Another possibility: There are times when a patient presents, such as in respiratory distress or serious trauma, when there’s no time to gather all the data and anesthesia and/or intubation is necessary.

“These are true emergency situations where a lack of action could have serious consequences,” Johnson explains. “It’s not the same as when a person has a broken leg in the ED and may require some sort of sedation to keep still during a reduction or manipulation.”

Check Out Your Payer Guidelines

Knowing which payers recognize QC codes and reimburse accordingly can provide more than enough payoff. Because of that, always discuss qualifying circumstances when you negotiate contracts with Medicaid or non-government payers.

“Transitional Medicare does not pay, although there are quite a few Medicare reimbursement plans that will cover qualifying circumstances,” Dennis says.

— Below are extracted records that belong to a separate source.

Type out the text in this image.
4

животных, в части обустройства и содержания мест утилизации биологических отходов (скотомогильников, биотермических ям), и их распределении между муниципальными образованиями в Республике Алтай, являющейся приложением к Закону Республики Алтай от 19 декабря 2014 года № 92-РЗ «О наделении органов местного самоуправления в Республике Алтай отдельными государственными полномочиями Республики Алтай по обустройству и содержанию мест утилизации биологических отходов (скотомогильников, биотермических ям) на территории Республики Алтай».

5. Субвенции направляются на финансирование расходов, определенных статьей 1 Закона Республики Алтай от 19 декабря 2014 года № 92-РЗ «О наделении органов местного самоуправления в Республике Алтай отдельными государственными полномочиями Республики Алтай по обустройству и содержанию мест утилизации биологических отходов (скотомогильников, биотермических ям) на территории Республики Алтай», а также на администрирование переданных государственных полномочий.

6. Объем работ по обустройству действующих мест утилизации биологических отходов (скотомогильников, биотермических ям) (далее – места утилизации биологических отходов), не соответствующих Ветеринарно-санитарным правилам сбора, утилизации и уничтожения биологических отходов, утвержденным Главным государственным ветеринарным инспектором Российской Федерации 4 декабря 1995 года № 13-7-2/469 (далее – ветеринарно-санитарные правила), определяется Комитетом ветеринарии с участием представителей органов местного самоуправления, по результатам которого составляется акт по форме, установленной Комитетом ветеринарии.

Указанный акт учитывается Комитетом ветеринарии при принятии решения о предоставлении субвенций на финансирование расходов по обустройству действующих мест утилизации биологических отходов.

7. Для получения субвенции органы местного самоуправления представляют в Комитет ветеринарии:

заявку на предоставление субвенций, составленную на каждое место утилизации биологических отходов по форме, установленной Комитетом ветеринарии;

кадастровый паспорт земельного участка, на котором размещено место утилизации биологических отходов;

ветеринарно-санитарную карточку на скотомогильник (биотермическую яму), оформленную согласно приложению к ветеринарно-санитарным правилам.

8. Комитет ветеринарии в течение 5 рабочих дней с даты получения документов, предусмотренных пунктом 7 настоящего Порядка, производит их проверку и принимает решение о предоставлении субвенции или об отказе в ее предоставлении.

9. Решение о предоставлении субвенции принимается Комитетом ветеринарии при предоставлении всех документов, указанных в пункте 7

Good idea: Include a contractual clause stating whether your specific payer reimburses based on the ASA RVG. That way you can provide a copy of the RVG page and remind the representative of your contract in case you receive a denial.

Experts note: Payers won’t reimburse -- or they may pay at a lower rate -- based on their perception of how others in the same specialty are performing. If no one bills for a service, such as+ 99140, eventually the payer will no longer allow the particular code. If billing continues for the service, however, insurers will see it as a viable and billable service and may consider allowing reimbursement.

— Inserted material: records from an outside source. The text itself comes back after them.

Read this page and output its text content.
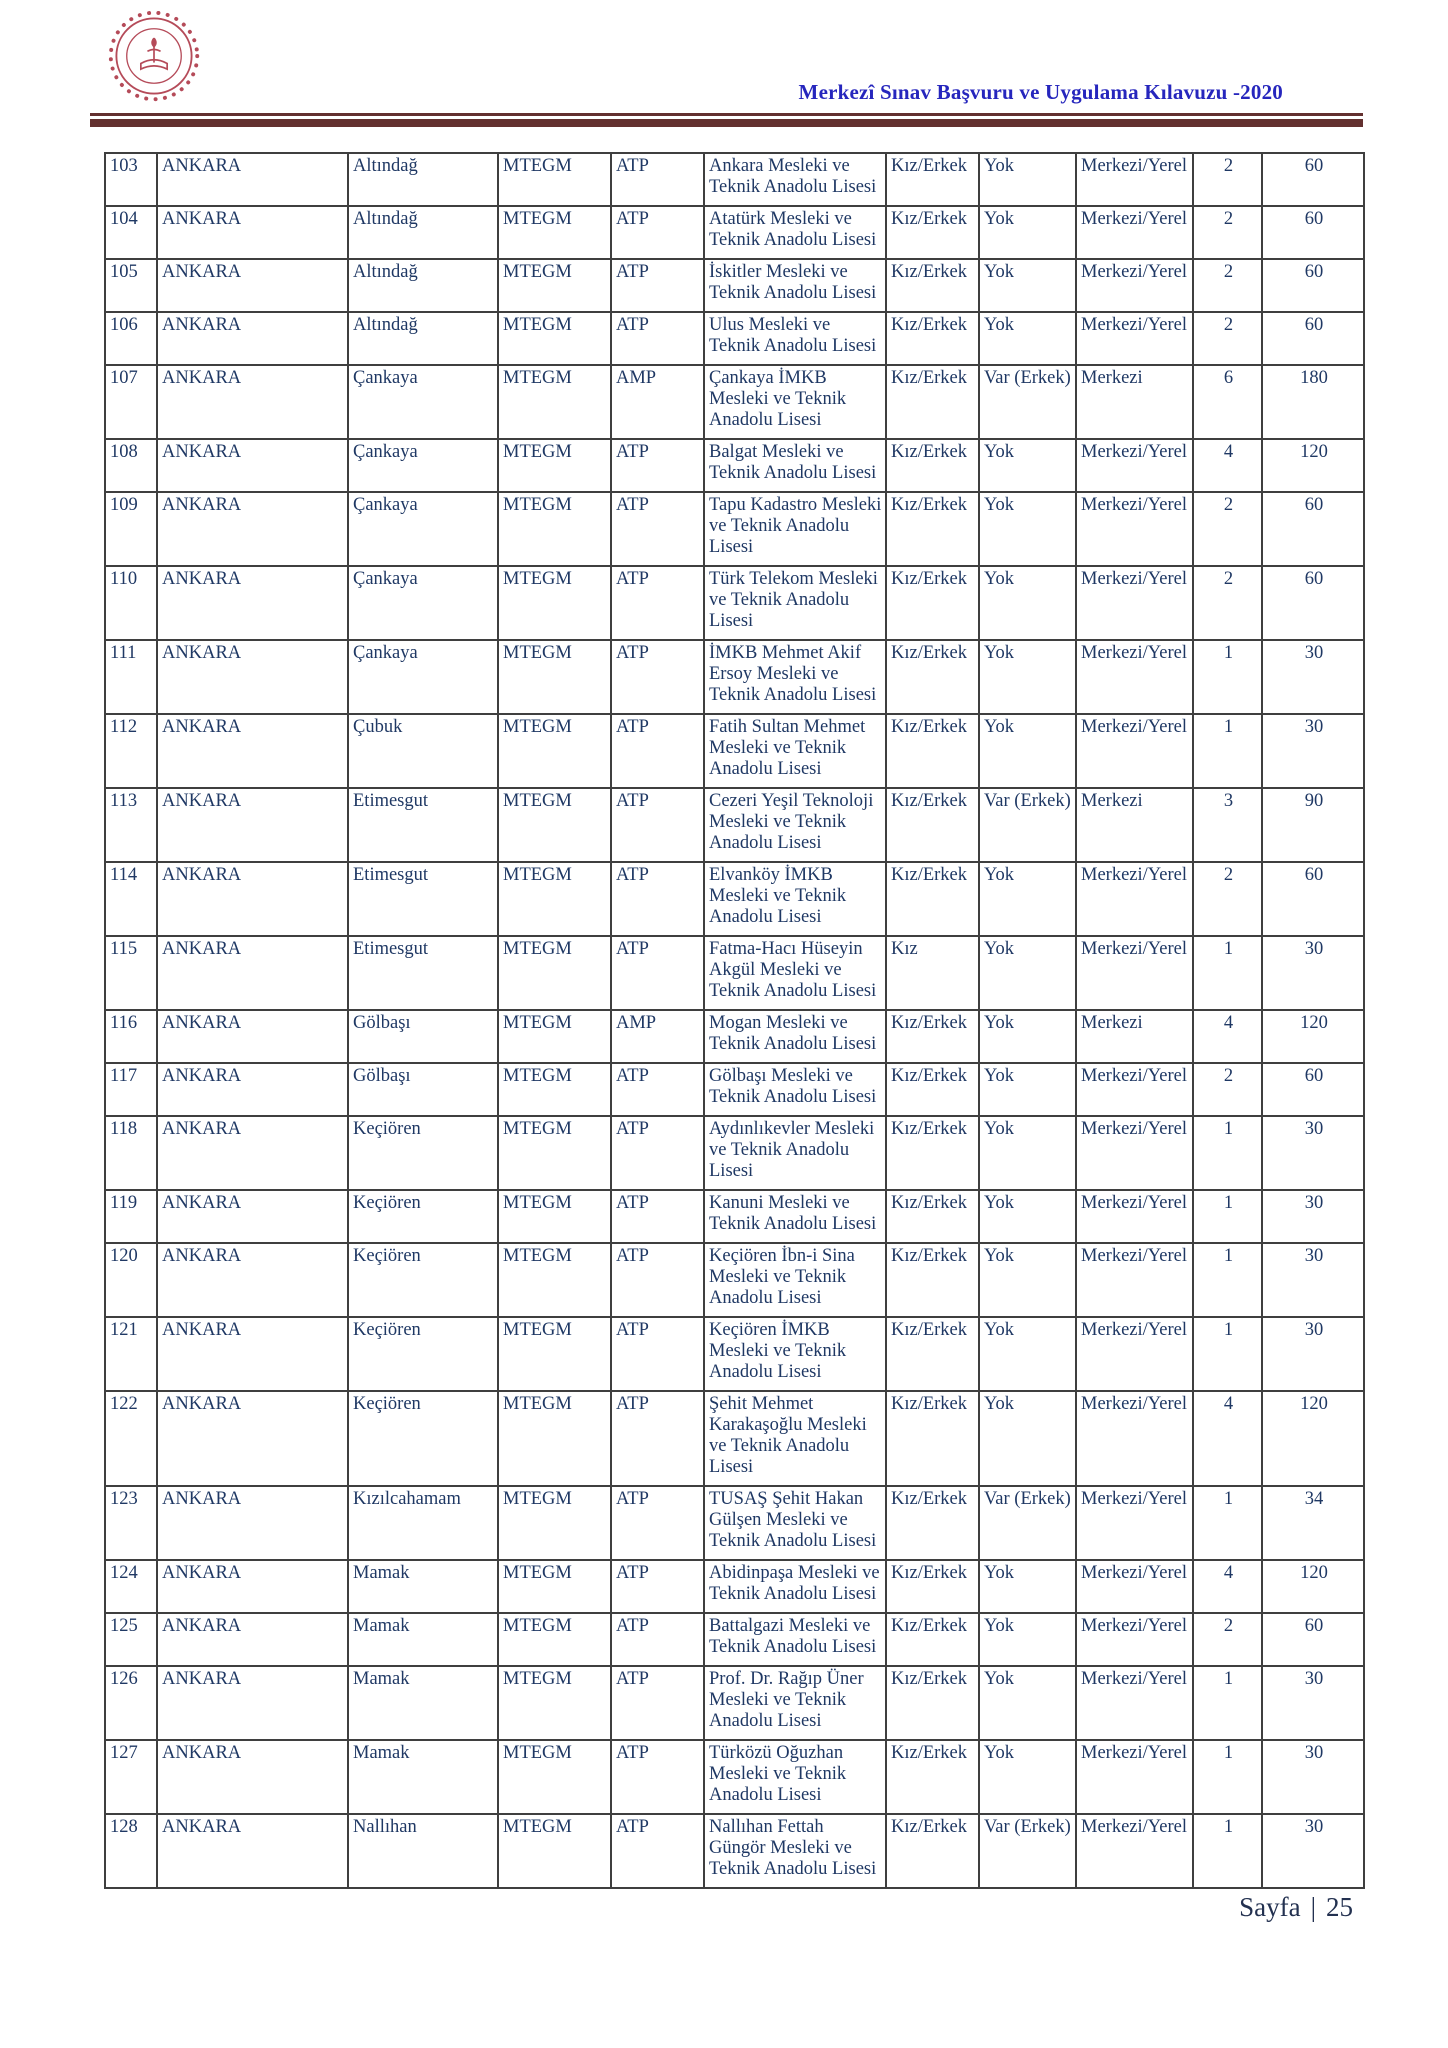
Merkezî Sınav Başvuru ve Uygulama Kılavuzu -2020
103	ANKARA	Altındağ	MTEGM	ATP	Ankara Mesleki ve Teknik Anadolu Lisesi	Kız/Erkek	Yok	Merkezi/Yerel	2	60
104	ANKARA	Altındağ	MTEGM	ATP	Atatürk Mesleki ve Teknik Anadolu Lisesi	Kız/Erkek	Yok	Merkezi/Yerel	2	60
105	ANKARA	Altındağ	MTEGM	ATP	İskitler Mesleki ve Teknik Anadolu Lisesi	Kız/Erkek	Yok	Merkezi/Yerel	2	60
106	ANKARA	Altındağ	MTEGM	ATP	Ulus Mesleki ve Teknik Anadolu Lisesi	Kız/Erkek	Yok	Merkezi/Yerel	2	60
107	ANKARA	Çankaya	MTEGM	AMP	Çankaya İMKB Mesleki ve Teknik Anadolu Lisesi	Kız/Erkek	Var (Erkek)	Merkezi	6	180
108	ANKARA	Çankaya	MTEGM	ATP	Balgat Mesleki ve Teknik Anadolu Lisesi	Kız/Erkek	Yok	Merkezi/Yerel	4	120
109	ANKARA	Çankaya	MTEGM	ATP	Tapu Kadastro Mesleki ve Teknik Anadolu Lisesi	Kız/Erkek	Yok	Merkezi/Yerel	2	60
110	ANKARA	Çankaya	MTEGM	ATP	Türk Telekom Mesleki ve Teknik Anadolu Lisesi	Kız/Erkek	Yok	Merkezi/Yerel	2	60
111	ANKARA	Çankaya	MTEGM	ATP	İMKB Mehmet Akif Ersoy Mesleki ve Teknik Anadolu Lisesi	Kız/Erkek	Yok	Merkezi/Yerel	1	30
112	ANKARA	Çubuk	MTEGM	ATP	Fatih Sultan Mehmet Mesleki ve Teknik Anadolu Lisesi	Kız/Erkek	Yok	Merkezi/Yerel	1	30
113	ANKARA	Etimesgut	MTEGM	ATP	Cezeri Yeşil Teknoloji Mesleki ve Teknik Anadolu Lisesi	Kız/Erkek	Var (Erkek)	Merkezi	3	90
114	ANKARA	Etimesgut	MTEGM	ATP	Elvanköy İMKB Mesleki ve Teknik Anadolu Lisesi	Kız/Erkek	Yok	Merkezi/Yerel	2	60
115	ANKARA	Etimesgut	MTEGM	ATP	Fatma-Hacı Hüseyin Akgül Mesleki ve Teknik Anadolu Lisesi	Kız	Yok	Merkezi/Yerel	1	30
116	ANKARA	Gölbaşı	MTEGM	AMP	Mogan Mesleki ve Teknik Anadolu Lisesi	Kız/Erkek	Yok	Merkezi	4	120
117	ANKARA	Gölbaşı	MTEGM	ATP	Gölbaşı Mesleki ve Teknik Anadolu Lisesi	Kız/Erkek	Yok	Merkezi/Yerel	2	60
118	ANKARA	Keçiören	MTEGM	ATP	Aydınlıkevler Mesleki ve Teknik Anadolu Lisesi	Kız/Erkek	Yok	Merkezi/Yerel	1	30
119	ANKARA	Keçiören	MTEGM	ATP	Kanuni Mesleki ve Teknik Anadolu Lisesi	Kız/Erkek	Yok	Merkezi/Yerel	1	30
120	ANKARA	Keçiören	MTEGM	ATP	Keçiören İbn-i Sina Mesleki ve Teknik Anadolu Lisesi	Kız/Erkek	Yok	Merkezi/Yerel	1	30
121	ANKARA	Keçiören	MTEGM	ATP	Keçiören İMKB Mesleki ve Teknik Anadolu Lisesi	Kız/Erkek	Yok	Merkezi/Yerel	1	30
122	ANKARA	Keçiören	MTEGM	ATP	Şehit Mehmet Karakaşoğlu Mesleki ve Teknik Anadolu Lisesi	Kız/Erkek	Yok	Merkezi/Yerel	4	120
123	ANKARA	Kızılcahamam	MTEGM	ATP	TUSAŞ Şehit Hakan Gülşen Mesleki ve Teknik Anadolu Lisesi	Kız/Erkek	Var (Erkek)	Merkezi/Yerel	1	34
124	ANKARA	Mamak	MTEGM	ATP	Abidinpaşa Mesleki ve Teknik Anadolu Lisesi	Kız/Erkek	Yok	Merkezi/Yerel	4	120
125	ANKARA	Mamak	MTEGM	ATP	Battalgazi Mesleki ve Teknik Anadolu Lisesi	Kız/Erkek	Yok	Merkezi/Yerel	2	60
126	ANKARA	Mamak	MTEGM	ATP	Prof. Dr. Rağıp Üner Mesleki ve Teknik Anadolu Lisesi	Kız/Erkek	Yok	Merkezi/Yerel	1	30
127	ANKARA	Mamak	MTEGM	ATP	Türközü Oğuzhan Mesleki ve Teknik Anadolu Lisesi	Kız/Erkek	Yok	Merkezi/Yerel	1	30
128	ANKARA	Nallıhan	MTEGM	ATP	Nallıhan Fettah Güngör Mesleki ve Teknik Anadolu Lisesi	Kız/Erkek	Var (Erkek)	Merkezi/Yerel	1	30
Sayfa | 25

Caveat: As with many coding situations, there are exceptions to this coding rule. You should not automatically add QC codes to your claim when Medicare and Medicare-following carriers explicitly state that a specific code is not payable under any circumstances.

“It can still be a good idea to track the information, though,” Dennis advises. “Even though Medicare doesn’t pay, tracking can give practices a measure of how many emergency cases were seen during a time period.”